Add robust-Poisson GLM constant background to the GPU integrator

[dimitrivlachos]

This PR fills in the Glm branch that #109 reserved, adding the DIALS
robust-Poisson GLM constant background to the GPU integrator. As with
the Tukey model, the GLM core is written once as a __host__ __device__
function over the same per-reflection integer-histogram view and
compiled into both the baseline and the device, so the two paths produce
matching estimates analagous to DIALS' glm constant3d.

It reads the same histogram the Tukey model already accumulates, so
there are no new device buffers or major changes to the reduction.

Changes:

• Adds glm_constant_background() in
  include/integrator/background.hpp: an IRLS fit of a constant Poisson
  mean (log link) with Huber weighting, seeded from the histogram
  median, reproducing dials::algorithms::RobustPoissonMean. The tuning
  constant (1.345), tolerance (1e-3), iteration cap (100) and minimum
  pixel count (10) match the DIALS defaults and live alongside
  NUM_BG_BINS as shared constants. Failures (too few pixels, too much
  overflow, non-convergence, or a degenerate parameter) are reported
  through the BackgroundResult::valid channel the device reduction
  already uses.

• Evaluates the Poisson CDF as a finite sum rather than
  boost::math::gamma_q, which is exact for the integer argument here
  and removes the special-function dependency on the device. High-tail
  overflow pixels sit far above the upper Huber bound, so their weight
  clips to +c regardless of value, which is why the overflow count
  alone suffices.

• Reuses the same overflow gate Tukey applies (reject when more than 25%
  of a reflection's background pixels land above NUM_BG_BINS). The GLM
  has no analogue of Tukey's second, tuning-parameter-aware range guard
  (q3 + 1.5*IQR >= num_bins): the Huber weighting clips the high tail
  into the score rather than fencing it against the range, so the
  overflow-fraction test is its only range gate.

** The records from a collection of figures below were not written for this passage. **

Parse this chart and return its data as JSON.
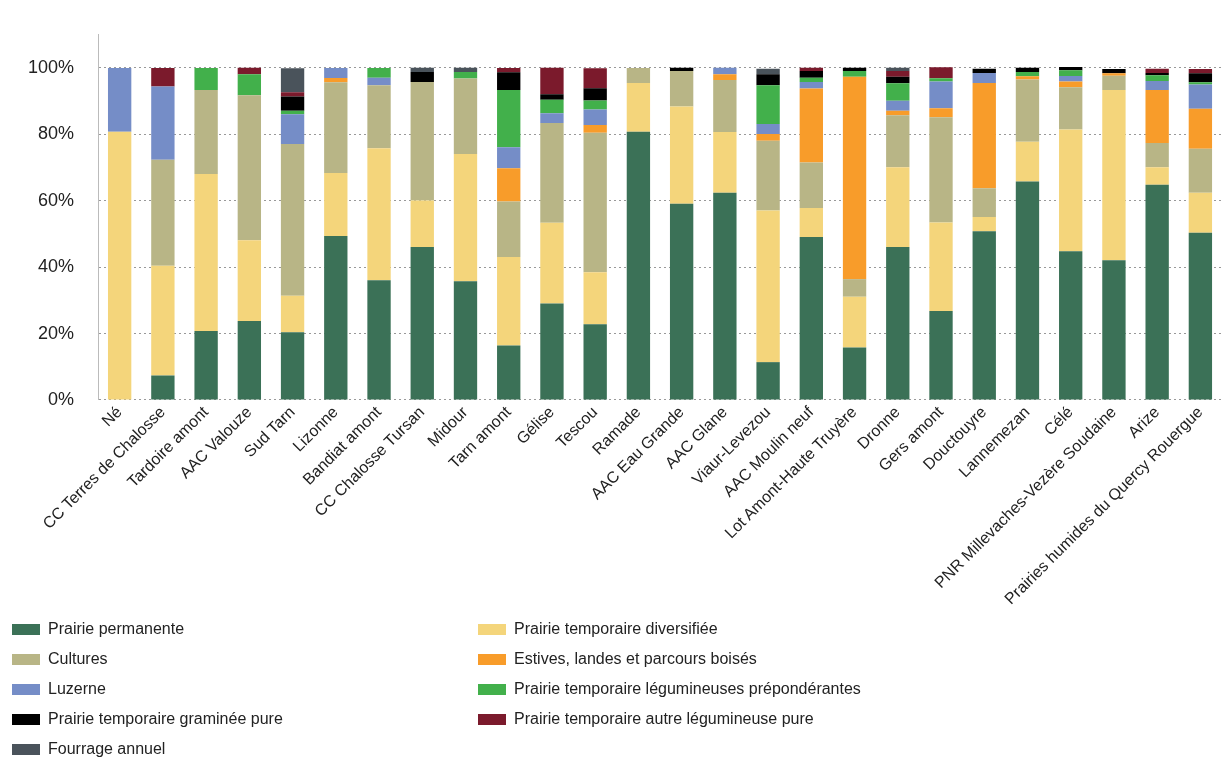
{
  "chart_data": {
    "type": "bar",
    "stacked": true,
    "legend": "bottom",
    "grid": "y",
    "ylim": [
      0,
      110
    ],
    "yticks": [
      {
        "value": 0,
        "label": "0%"
      },
      {
        "value": 20,
        "label": "20%"
      },
      {
        "value": 40,
        "label": "40%"
      },
      {
        "value": 60,
        "label": "60%"
      },
      {
        "value": 80,
        "label": "80%"
      },
      {
        "value": 100,
        "label": "100%"
      }
    ],
    "categories": [
      "Né",
      "CC Terres de Chalosse",
      "Tardoire amont",
      "AAC Valouze",
      "Sud Tarn",
      "Lizonne",
      "Bandiat amont",
      "CC Chalosse Tursan",
      "Midour",
      "Tarn amont",
      "Gélise",
      "Tescou",
      "Ramade",
      "AAC Eau Grande",
      "AAC Glane",
      "Viaur-Levezou",
      "AAC Moulin neuf",
      "Lot Amont-Haute Truyère",
      "Dronne",
      "Gers amont",
      "Douctouyre",
      "Lannemezan",
      "Célé",
      "PNR Millevaches-Vezère Soudaine",
      "Arize",
      "Prairies humides du Quercy Rouergue"
    ],
    "series": [
      {
        "name": "Prairie permanente",
        "color": "#3b7157",
        "values": [
          0,
          7.4,
          20.8,
          23.8,
          20.4,
          49.4,
          36.1,
          46.1,
          35.8,
          16.4,
          29.1,
          22.8,
          80.8,
          59.1,
          62.4,
          11.4,
          49.1,
          15.8,
          46.1,
          26.8,
          50.8,
          65.8,
          44.8,
          42.1,
          64.8,
          50.4
        ]
      },
      {
        "name": "Prairie temporaire diversifiée",
        "color": "#f4d57b",
        "values": [
          80.8,
          33.0,
          47.3,
          24.3,
          11.0,
          19.0,
          39.7,
          14.0,
          38.3,
          26.7,
          24.3,
          15.7,
          14.7,
          29.3,
          18.3,
          45.7,
          8.7,
          15.3,
          24.0,
          26.7,
          4.3,
          12.0,
          36.7,
          51.3,
          5.3,
          12.0
        ]
      },
      {
        "name": "Cultures",
        "color": "#b8b586",
        "values": [
          0,
          32.0,
          25.3,
          43.7,
          45.7,
          27.3,
          19.0,
          35.7,
          22.7,
          16.7,
          30.0,
          42.0,
          4.5,
          10.7,
          15.7,
          21.0,
          13.7,
          5.3,
          15.7,
          31.7,
          8.7,
          18.7,
          12.7,
          4.3,
          7.3,
          13.3
        ]
      },
      {
        "name": "Estives, landes et parcours boisés",
        "color": "#f89c2a",
        "values": [
          0,
          0,
          0,
          0,
          0,
          1.3,
          0,
          0,
          0,
          10.0,
          0,
          2.3,
          0,
          0,
          1.7,
          2.0,
          22.3,
          61.0,
          1.3,
          2.7,
          31.7,
          1.0,
          1.7,
          0.7,
          16.0,
          12.0
        ]
      },
      {
        "name": "Luzerne",
        "color": "#758dc7",
        "values": [
          19.2,
          22.0,
          0,
          0,
          9.0,
          3.0,
          2.3,
          0,
          0,
          6.3,
          3.0,
          4.7,
          0,
          0,
          2.0,
          3.0,
          2.0,
          0,
          3.0,
          8.0,
          3.0,
          0,
          1.7,
          0,
          2.7,
          7.3
        ]
      },
      {
        "name": "Prairie temporaire légumineuses prépondérantes",
        "color": "#42b04b",
        "values": [
          0,
          0,
          6.6,
          6.3,
          1.0,
          0,
          2.9,
          0,
          2.0,
          17.3,
          4.0,
          2.7,
          0,
          0,
          0,
          11.7,
          1.3,
          1.7,
          5.3,
          1.0,
          0,
          1.3,
          1.7,
          0,
          1.7,
          0.7
        ]
      },
      {
        "name": "Prairie temporaire graminée pure",
        "color": "#000000",
        "values": [
          0,
          0,
          0,
          0,
          4.3,
          0,
          0,
          3.0,
          0,
          5.3,
          1.7,
          3.7,
          0,
          1.0,
          0,
          3.3,
          2.0,
          1.0,
          2.0,
          0,
          1.3,
          1.3,
          1.0,
          1.3,
          0.7,
          2.7
        ]
      },
      {
        "name": "Prairie temporaire autre légumineuse pure",
        "color": "#7b1a2c",
        "values": [
          0,
          5.6,
          0,
          2.0,
          1.3,
          0,
          0,
          0,
          0,
          1.3,
          8.0,
          6.0,
          0,
          0,
          0,
          0,
          1.0,
          0,
          1.7,
          3.3,
          0,
          0,
          0,
          0,
          1.3,
          1.3
        ]
      },
      {
        "name": "Fourrage annuel",
        "color": "#4a535b",
        "values": [
          0,
          0,
          0,
          0,
          7.2,
          0,
          0,
          1.3,
          1.3,
          0,
          0,
          0,
          0,
          0,
          0,
          1.7,
          0,
          0,
          1.0,
          0,
          0,
          0,
          0,
          0,
          0,
          0
        ]
      }
    ]
  }
}
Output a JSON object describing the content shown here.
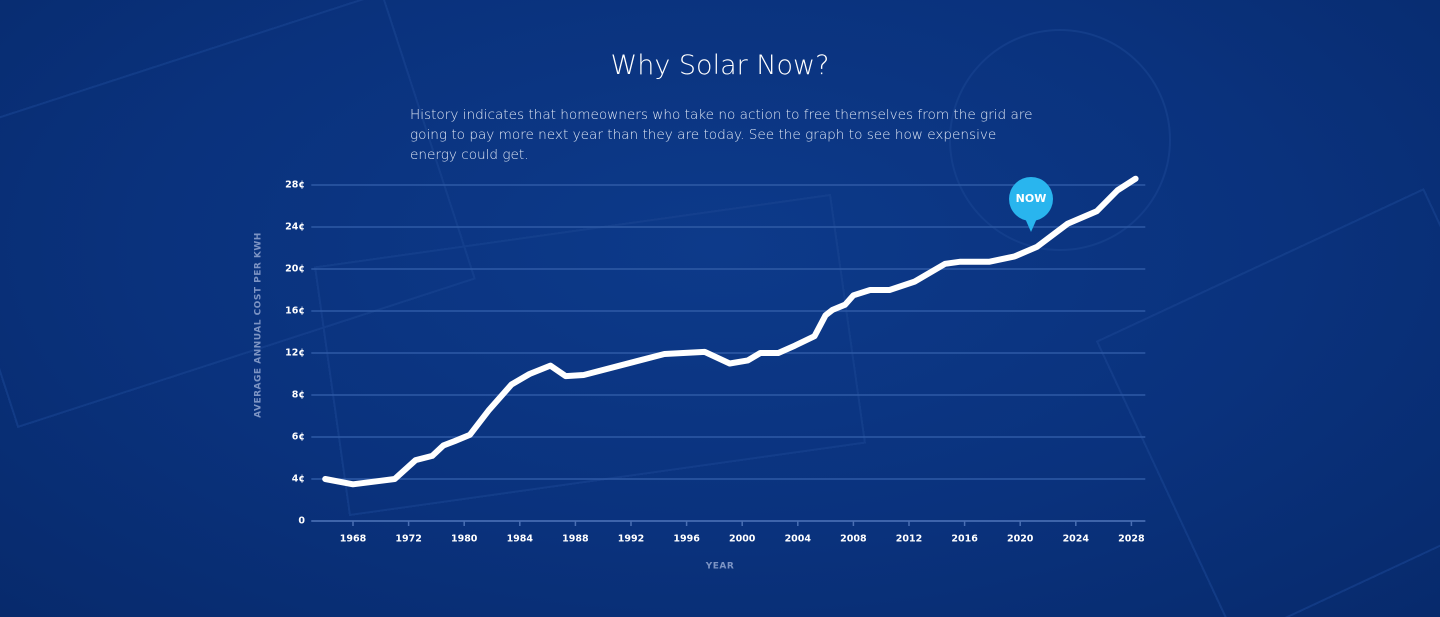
{
  "chart_data": {
    "type": "line",
    "title": "Why Solar Now?",
    "subtitle": "History indicates that homeowners who take no action to free themselves from the grid are going to pay more next year than they are today. See the graph to see how expensive energy could get.",
    "xlabel": "YEAR",
    "ylabel": "AVERAGE ANNUAL COST PER KWH",
    "annotation": "NOW",
    "x": [
      1966,
      1968,
      1971,
      1973,
      1975.4,
      1977,
      1978.6,
      1980.4,
      1981.8,
      1983.4,
      1984.7,
      1986.2,
      1987.3,
      1988.6,
      1994.4,
      1997.3,
      1999.1,
      2000.4,
      2001.3,
      2002.6,
      2003.8,
      2005.2,
      2006,
      2006.5,
      2007.4,
      2008,
      2009.2,
      2010.6,
      2012.4,
      2014.6,
      2015.7,
      2017.8,
      2019.6,
      2021.2,
      2023.4,
      2025.5,
      2027,
      2028.3
    ],
    "series": [
      {
        "name": "Average annual cost per kWh",
        "color": "#ffffff",
        "values": [
          4,
          3.5,
          4,
          4.9,
          5.1,
          5.6,
          5.8,
          6.1,
          7.3,
          9,
          10,
          10.8,
          9.8,
          9.9,
          11.9,
          12.1,
          11,
          11.3,
          12,
          12,
          12.7,
          13.6,
          15.6,
          16.1,
          16.6,
          17.5,
          18,
          18,
          18.8,
          20.5,
          20.7,
          20.7,
          21.2,
          22.1,
          24.3,
          25.5,
          27.5,
          28.6
        ]
      }
    ],
    "xlim": [
      1965,
      2029
    ],
    "xticks": [
      1968,
      1972,
      1980,
      1984,
      1988,
      1992,
      1996,
      2000,
      2004,
      2008,
      2012,
      2016,
      2020,
      2024,
      2028
    ],
    "ylim": [
      0,
      28
    ],
    "yticks": [
      0,
      {
        "value": 4,
        "label": "4¢"
      },
      {
        "value": 6,
        "label": "6¢"
      },
      {
        "value": 8,
        "label": "8¢"
      },
      {
        "value": 12,
        "label": "12¢"
      },
      {
        "value": 16,
        "label": "16¢"
      },
      {
        "value": 20,
        "label": "20¢"
      },
      {
        "value": 24,
        "label": "24¢"
      },
      {
        "value": 28,
        "label": "28¢"
      }
    ],
    "grid": true
  }
}
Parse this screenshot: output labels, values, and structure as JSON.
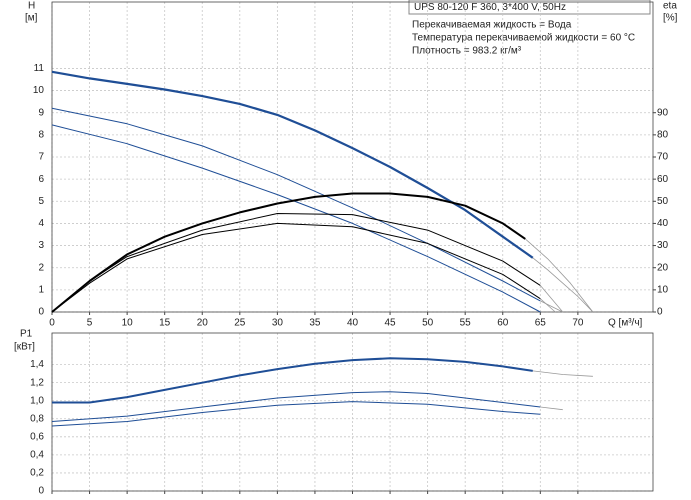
{
  "chart_data": [
    {
      "type": "line",
      "title": "UPS 80-120 F 360, 3*400 V, 50Hz",
      "annotations": [
        "Перекачиваемая жидкость = Вода",
        "Температура перекачиваемой жидкости = 60 °C",
        "Плотность = 983.2 кг/м³"
      ],
      "y_label": [
        "H",
        "[м]"
      ],
      "y2_label": [
        "eta",
        "[%]"
      ],
      "x_label": "Q [м³/ч]",
      "xlim": [
        0,
        80
      ],
      "xticks": [
        0,
        5,
        10,
        15,
        20,
        25,
        30,
        35,
        40,
        45,
        50,
        55,
        60,
        65,
        70
      ],
      "ylim": [
        0,
        14
      ],
      "yticks": [
        0,
        1,
        2,
        3,
        4,
        5,
        6,
        7,
        8,
        9,
        10,
        11
      ],
      "y2lim": [
        0,
        140
      ],
      "y2ticks": [
        0,
        10,
        20,
        30,
        40,
        50,
        60,
        70,
        80,
        90
      ],
      "grid": true,
      "series": [
        {
          "color": "#1f4e96",
          "width": 2.2,
          "axis": "y",
          "x": [
            0,
            5,
            10,
            15,
            20,
            25,
            30,
            35,
            40,
            45,
            50,
            55,
            60,
            64
          ],
          "values": [
            10.85,
            10.55,
            10.3,
            10.05,
            9.75,
            9.4,
            8.9,
            8.2,
            7.4,
            6.55,
            5.6,
            4.6,
            3.4,
            2.45
          ]
        },
        {
          "color": "#999999",
          "width": 0.8,
          "axis": "y",
          "x": [
            64,
            66,
            68,
            70,
            72
          ],
          "values": [
            2.45,
            1.9,
            1.3,
            0.7,
            0
          ]
        },
        {
          "color": "#1f4e96",
          "width": 1,
          "axis": "y",
          "x": [
            0,
            10,
            20,
            30,
            40,
            50,
            60,
            65
          ],
          "values": [
            9.2,
            8.5,
            7.5,
            6.2,
            4.7,
            3.1,
            1.4,
            0.5
          ]
        },
        {
          "color": "#999999",
          "width": 0.8,
          "axis": "y",
          "x": [
            65,
            68
          ],
          "values": [
            0.5,
            0
          ]
        },
        {
          "color": "#1f4e96",
          "width": 1,
          "axis": "y",
          "x": [
            0,
            10,
            20,
            30,
            40,
            50,
            60,
            65
          ],
          "values": [
            8.45,
            7.6,
            6.5,
            5.3,
            4.0,
            2.5,
            0.9,
            0
          ]
        },
        {
          "color": "#000000",
          "width": 2,
          "axis": "y2",
          "x": [
            0,
            5,
            10,
            15,
            20,
            25,
            30,
            35,
            40,
            45,
            50,
            55,
            60,
            63
          ],
          "values": [
            0,
            14,
            26,
            34,
            40,
            45,
            49,
            52,
            53.5,
            53.5,
            52,
            48,
            40,
            33
          ]
        },
        {
          "color": "#999999",
          "width": 0.8,
          "axis": "y2",
          "x": [
            63,
            66,
            69,
            72
          ],
          "values": [
            33,
            24,
            13,
            0
          ]
        },
        {
          "color": "#000000",
          "width": 1,
          "axis": "y2",
          "x": [
            0,
            5,
            10,
            20,
            30,
            40,
            50,
            60,
            65
          ],
          "values": [
            0,
            14,
            25,
            37,
            44.5,
            44,
            37,
            23,
            12
          ]
        },
        {
          "color": "#999999",
          "width": 0.8,
          "axis": "y2",
          "x": [
            65,
            68
          ],
          "values": [
            12,
            0
          ]
        },
        {
          "color": "#000000",
          "width": 1,
          "axis": "y2",
          "x": [
            0,
            5,
            10,
            20,
            30,
            40,
            50,
            60,
            65
          ],
          "values": [
            0,
            13,
            24,
            35,
            40,
            38.5,
            31,
            17,
            6
          ]
        },
        {
          "color": "#999999",
          "width": 0.8,
          "axis": "y2",
          "x": [
            65,
            67
          ],
          "values": [
            6,
            0
          ]
        }
      ]
    },
    {
      "type": "line",
      "y_label": [
        "P1",
        "[кВт]"
      ],
      "xlim": [
        0,
        80
      ],
      "xticks": [
        0,
        5,
        10,
        15,
        20,
        25,
        30,
        35,
        40,
        45,
        50,
        55,
        60,
        65,
        70
      ],
      "ylim": [
        0,
        1.75
      ],
      "yticks": [
        0,
        {
          "value": 0.2,
          "label": "0,2"
        },
        {
          "value": 0.4,
          "label": "0,4"
        },
        {
          "value": 0.6,
          "label": "0,6"
        },
        {
          "value": 0.8,
          "label": "0,8"
        },
        {
          "value": 1.0,
          "label": "1,0"
        },
        {
          "value": 1.2,
          "label": "1,2"
        },
        {
          "value": 1.4,
          "label": "1,4"
        }
      ],
      "grid": true,
      "series": [
        {
          "color": "#1f4e96",
          "width": 2,
          "x": [
            0,
            5,
            10,
            15,
            20,
            25,
            30,
            35,
            40,
            45,
            50,
            55,
            60,
            64
          ],
          "values": [
            0.98,
            0.98,
            1.04,
            1.12,
            1.2,
            1.28,
            1.35,
            1.41,
            1.45,
            1.47,
            1.46,
            1.43,
            1.38,
            1.33
          ]
        },
        {
          "color": "#999999",
          "width": 0.8,
          "x": [
            64,
            68,
            72
          ],
          "values": [
            1.33,
            1.29,
            1.27
          ]
        },
        {
          "color": "#1f4e96",
          "width": 1,
          "x": [
            0,
            10,
            20,
            30,
            40,
            45,
            50,
            60,
            65
          ],
          "values": [
            0.77,
            0.83,
            0.93,
            1.03,
            1.09,
            1.1,
            1.08,
            0.98,
            0.93
          ]
        },
        {
          "color": "#999999",
          "width": 0.8,
          "x": [
            65,
            68
          ],
          "values": [
            0.93,
            0.9
          ]
        },
        {
          "color": "#1f4e96",
          "width": 1,
          "x": [
            0,
            10,
            20,
            30,
            40,
            50,
            60,
            65
          ],
          "values": [
            0.72,
            0.77,
            0.87,
            0.95,
            0.99,
            0.96,
            0.88,
            0.85
          ]
        }
      ]
    }
  ]
}
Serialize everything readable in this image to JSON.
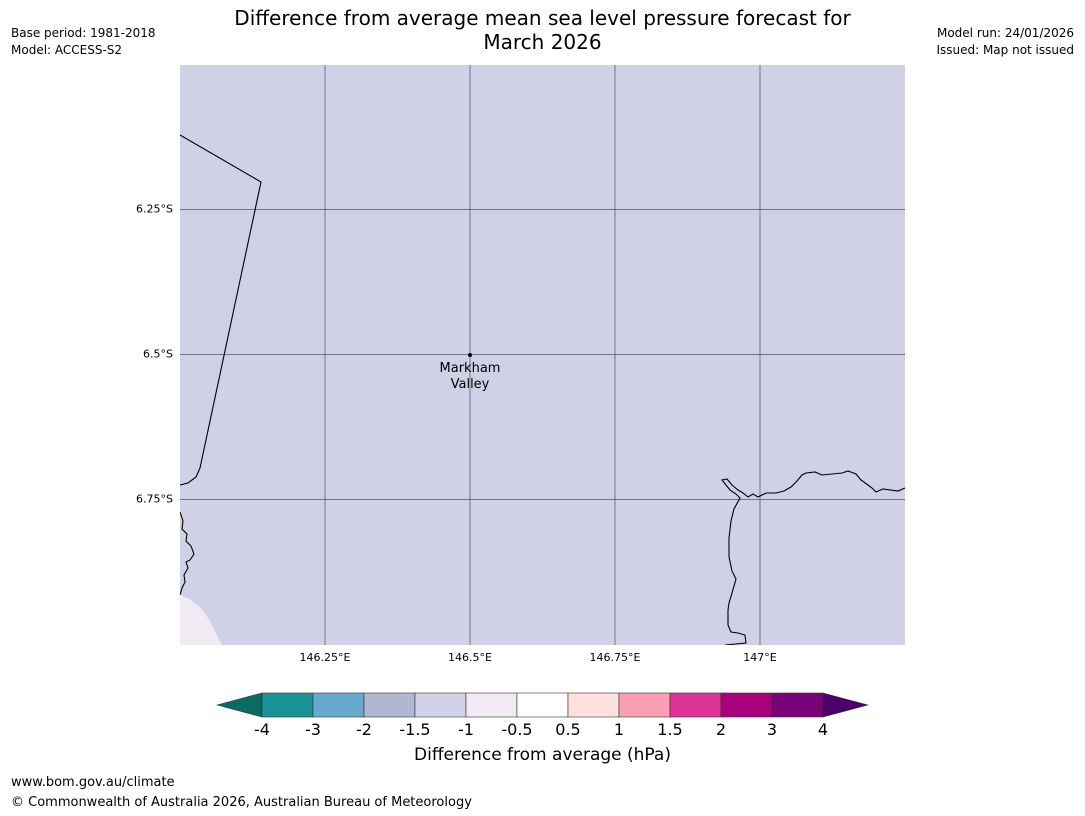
{
  "header": {
    "base_period": "Base period: 1981-2018",
    "model": "Model: ACCESS-S2",
    "model_run": "Model run: 24/01/2026",
    "issued": "Issued: Map not issued",
    "title_line1": "Difference from average mean sea level pressure forecast for",
    "title_line2": "March 2026"
  },
  "map": {
    "place_name_line1": "Markham",
    "place_name_line2": "Valley",
    "fill_color": "#d0d1e6",
    "corner_fill_color": "#f0eaf2",
    "latitude_labels": [
      "6.25°S",
      "6.5°S",
      "6.75°S"
    ],
    "longitude_labels": [
      "146.25°E",
      "146.5°E",
      "146.75°E",
      "147°E"
    ]
  },
  "colorbar": {
    "label": "Difference from average (hPa)",
    "ticks": [
      "-4",
      "-3",
      "-2",
      "-1.5",
      "-1",
      "-0.5",
      "0.5",
      "1",
      "1.5",
      "2",
      "3",
      "4"
    ],
    "under_color": "#0c6b60",
    "over_color": "#4a0068",
    "colors": [
      "#1a9297",
      "#67a9cf",
      "#b1b7d1",
      "#d0d1e6",
      "#f1eaf2",
      "#ffffff",
      "#fee0df",
      "#f99fb4",
      "#dc3496",
      "#ab007e",
      "#7a017a"
    ]
  },
  "footer": {
    "url": "www.bom.gov.au/climate",
    "copyright": "© Commonwealth of Australia 2026, Australian Bureau of Meteorology"
  }
}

• Dispatches the Glm branch in the device reduction
  (integrator/background.cu) and accepts glm in
  parse_background_model, alongside the existing constant/tukey.
  background.sum.value is mean * N, since the GLM models every
  background pixel at the fitted mean.

• Adds GLM parity tests to test_background.cc, locking the core
  against DIALS fixture values (tight low background, a downweighted
  high outlier, a clipped overflow tail, a moderate level, and the
  too-few- pixels and excessive-overflow rejections). These assert to
  1e-6 rather than bit-equality: the Fisher information is taken as N * b directly where DIALS sums b per pixel, equal in exact arithmetic
  but differing in floating-point rounding.

Closes #96.

[jbeilstenedmands]

Thanks for implementing this, along with a test suite. I think this is good to go.